El Espíritu Santo nos ayuda a complacer a Dios
El Espíritu de Dios nos habla a través de las escrituras. Él dice,
"Anda en el Espíritu, y no cumplirás los deseos de la carne" (Gálatas
5:16). También se mencionan algunos deseos de la carne que debemos evitar. "Las obras de la carne son evidentes, que son: adulterio, fornicación, inmundicia, lascivia, idolatría, hechicerías, odios, contiendas, celos, iras, ambiciones egoístas, disensiones, herejías, envidias, homicidios, borracheras, orgías y cosas semejantes; de las cuales os digo de antemano, como ya os lo he dicho antes, que los que practican tales cosas no heredarán el reino de Dios" (Gálatas 5:19-21).
Leccion:
El cristianismo no se trata de un "pájaro de rosas", pero requiere negarse a sí mismo a las actividades que irritan a Dios.
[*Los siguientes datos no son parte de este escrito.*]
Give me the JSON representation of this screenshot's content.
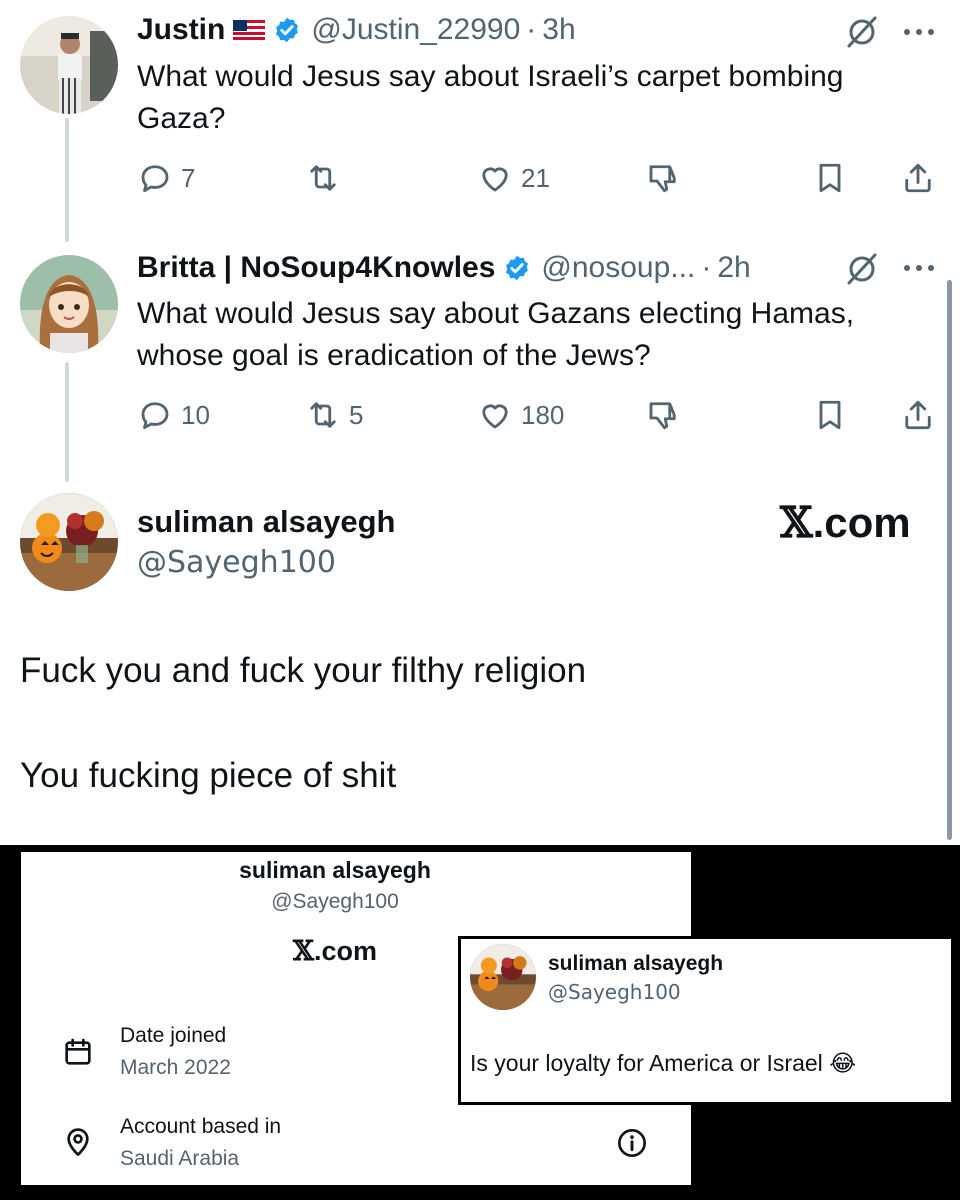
{
  "thread": [
    {
      "name": "Justin",
      "handle": "@Justin_22990",
      "separator": "·",
      "time": "3h",
      "text": "What would Jesus say about Israeli’s carpet bombing Gaza?",
      "replies": "7",
      "reposts": "",
      "likes": "21"
    },
    {
      "name": "Britta | NoSoup4Knowles",
      "handle": "@nosoup...",
      "separator": "·",
      "time": "2h",
      "text": "What would Jesus say about Gazans electing Hamas, whose goal is eradication of the Jews?",
      "replies": "10",
      "reposts": "5",
      "likes": "180"
    }
  ],
  "main_tweet": {
    "name": "suliman alsayegh",
    "handle": "@Sayegh100",
    "brand_x": "𝕏",
    "brand_suffix": ".com",
    "lines": [
      "Fuck you and fuck your filthy religion",
      "You fucking piece of shit"
    ]
  },
  "profile_panel": {
    "name": "suliman alsayegh",
    "handle": "@Sayegh100",
    "brand_x": "𝕏",
    "brand_suffix": ".com",
    "date_joined_label": "Date joined",
    "date_joined_value": "March 2022",
    "based_in_label": "Account based in",
    "based_in_value": "Saudi Arabia"
  },
  "inset_tweet": {
    "name": "suliman alsayegh",
    "handle": "@Sayegh100",
    "text": "Is your loyalty for America or Israel",
    "emoji": "😂"
  },
  "icons": {
    "reply": "reply-icon",
    "repost": "repost-icon",
    "like": "heart-icon",
    "dislike": "thumbs-down-icon",
    "bookmark": "bookmark-icon",
    "share": "share-icon",
    "grok": "grok-icon",
    "more": "more-icon",
    "calendar": "calendar-icon",
    "location": "location-pin-icon",
    "info": "info-icon"
  },
  "colors": {
    "verified": "#1d9bf0",
    "secondary_text": "#536471",
    "thread_line": "#cfd9de"
  }
}
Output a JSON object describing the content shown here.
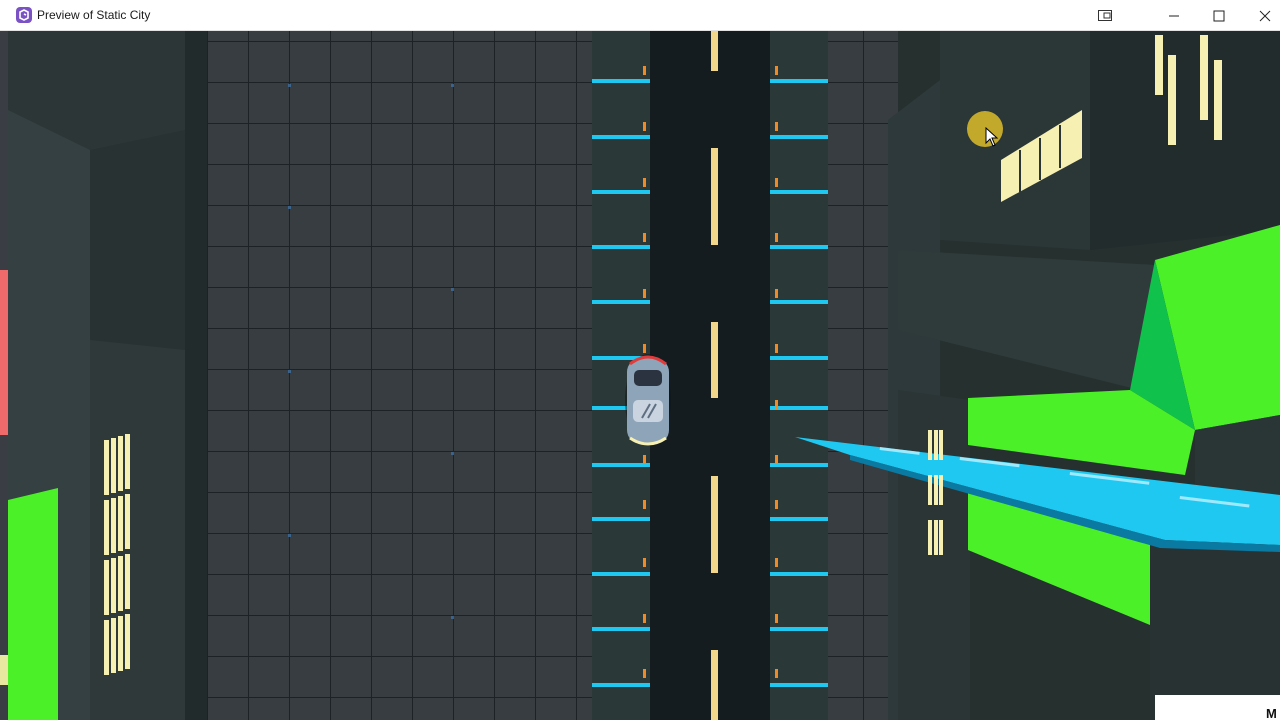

Por lo tanto, nosotros como hijos de Dios debemos luchar conscientemente contra los deseos de la carne. Dios nos compensará con sus bendiciones si lo glorificamos en nuestra carne. Debemos permitir que el Espíritu de Dios reine en nuestras vidas. Las obras del Espíritu Santo dan buenos frutos, y estos frutos se nos han mencionado en las escrituras. "Pero el fruto del Espíritu es amor, gozo, paz, paciencia, bondad, fidelidad, mansedumbre, dominio propio. Contra tales cosas no hay ley" (Gálatas 5:22-23).
Oración:
Querido Dios, por favor deja que tu Espíritu Santo reine en mi corazón y que me permita abrazar las actividades que me harán ganar tus bendiciones. Mortifica todas las obras de la carne en mi vida, y deja que tu Espíritu divino me fortalezca para dar buenos frutos que me lleven a tu reino. Porque en el nombre de Jesucristo hago mis peticiones. Amén.